Asia, hadrcoreowcu. Podziwiam równowagę i trzymam kciuki za zdrowe kostki!
buty i sweter świetne! Nie mam przekonania do tej białej spódniczki i czarnych rajtop…
cudowne buty!
hah, spodziewałam się jakichs dresowato-piżamowych spodni, a tu takie zaskoczenie ;)
nie kokietuj :P ta piżama wcale nie wygląda na koszulę nocną, a już na pewno nie ten dół, który tak pięknie gra spódniczke
piękny zestaw, uwielbiam Cię taką! na to czekałam
pzdr!
zanim zobaczyłam zdjęcia kołatało mi w głowie wspomnienie mojej mamy, której lata temu zdarzało się odwozić mnie do szkoły w futrze narzuconym na piżamę ;)
a tu taka niespodzianka…
you’re a great stylist.
rewelacyjnie wygladasz a buty sa boskie!!! zazdroszcze
przepieknie zestawienie. kto by pomyslal, ze pizama…:) to wlasnie lubie w naszym blogowaniu, mozliwosc dzielenia sie malymi sztuczkami. tak jak ja np odkrylam wczoraj, ze istnieje blyszczyk, ktory mozna nalozyc na lakier do paznokci, pokryc utwardzaczem, i mamy piekna, delikatnie brokatowa warstwe na paznokciach:) oby wiecej takich swietnych odkryc. a sweterek i buty przeboskie!
pozdrawiam, Emi z SimplyForFashion
I could have never guessed that your dress is a pj dress if you didn’t tell us. Very nice outfit indeed!
super! to jest twoj styl! ktory bardzo do ciebie pasuje! buty sa mega! ale na pewno nigdy bym takich nie kupila :)
wysłane ;)
Piękna stylizacja. Szeroka góra i wysokie obcasy to także mój faworyt. No i przede wszystkim podziwiam Cię za umiejetność chodzenia w butach z taaak wyskimi obcasami. Chapeaux bas!!!
troszkę specyficzna stylizacja….świetny pomysł z użyciem sukienko-pidżamy! W całości lubię rajtki i butki!!
pięknie! A jako fanka zabójczych obcasów i ćwieków zazdroszczę butów :)

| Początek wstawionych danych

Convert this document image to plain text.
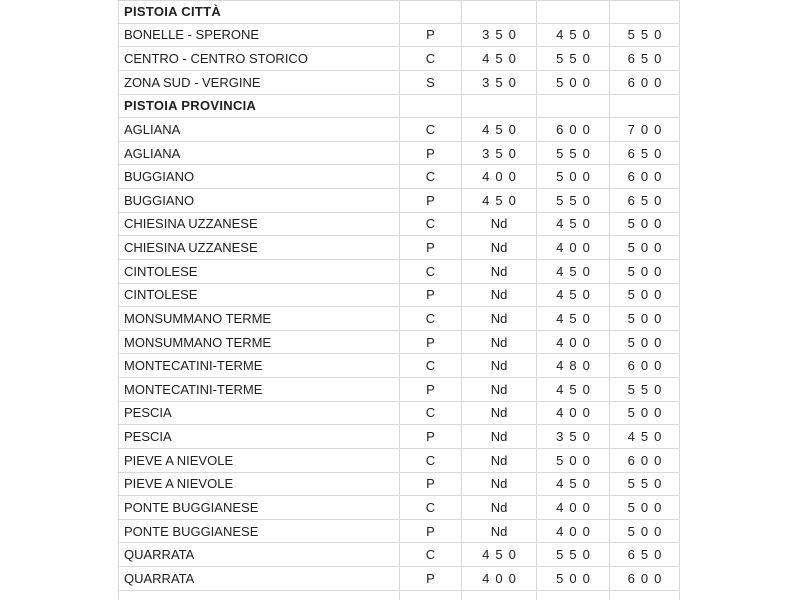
PISTOIA CITTÀ
BONELLE - SPERONE	P	350	450 550
CENTRO - CENTRO STORICO	C	450	550 650
ZONA SUD - VERGINE	S	350	500 600
PISTOIA PROVINCIA
AGLIANA	C	450	600 700
AGLIANA	P	350	550 650
BUGGIANO	C	400	500 600
BUGGIANO	P	450	550 650
CHIESINA UZZANESE	C	Nd	450 500
CHIESINA UZZANESE	P	Nd	400 500
CINTOLESE	C	Nd	450 500
CINTOLESE	P	Nd	450 500
MONSUMMANO TERME	C	Nd	450 500
MONSUMMANO TERME	P	Nd	400 500
MONTECATINI-TERME	C	Nd	480 600
MONTECATINI-TERME	P	Nd	450 550
PESCIA	C	Nd	400 500
PESCIA	P	Nd	350 450
PIEVE A NIEVOLE	C	Nd	500 600
PIEVE A NIEVOLE	P	Nd	450 550
PONTE BUGGIANESE	C	Nd	400 500
PONTE BUGGIANESE	P	Nd	400 500
QUARRATA	C	450	550 650
QUARRATA	P	400	500 600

http://fuchsia-fusion.blogspot.com
Buty są fantastyczne. Wydają się być ociężałe, jednak z tak delikatną górą, wszystko się równoważy.
cudowne wszystko! :)
Świetna ta koszula nocna, chociaż i tak twierdzę, misie na deskorolkach byłyby lepsze ;)
A buty to hardkor nad hardkory! Ale podobają mi się (super jest ta marszczona cholewka) i po spiłowaniu obcasa sama mogłabym takie nosić :)
Super! Uwagę przyciąga męski zegarek. Dodatkowo wspaniale współgra z torebką.
A co do koszul nocnych, to zdecydowanie niektóre świetnie służą w roli tuniki czy sukienki – sama mam dwie i jeszcze nikt nie zorientował się, czym tak naprawdę są :>. Jedną z nich prezentowałam nawet ostatnio na blogu.
super cute :)
The shoes, LOVE!!!
Love the dotted tights and booties!
http://champagneandmarshmallows.blogspot.com/
zawsze z niecierpliwością czekam, co nowego nam pokażesz ;p Twoje stylizacje wywołują fajne wrażenie (które dla mnie świadczy o ich „mistrzostwie” :)) – pierwszy rzut oka, szybko myślisz – „hmm, co to?” albo „hmm..chyba nic specjalnego”, po czym za sekundę patrzysz drugi, trzeci, dziesiąty raz i masz już jedno w głowie „wow, to genialne” ;p
ps. boskie butyyyy!!!!!!
Nie napisałaś skąd zegarek :)
Buty mi się nie podobają, ale połączenie sweterka, bluzki i koszuli bardzo fajnie wygląda.
P.S. ja też liczyłąm na misie :)
oh gosh
love every piece r outfits are damn great.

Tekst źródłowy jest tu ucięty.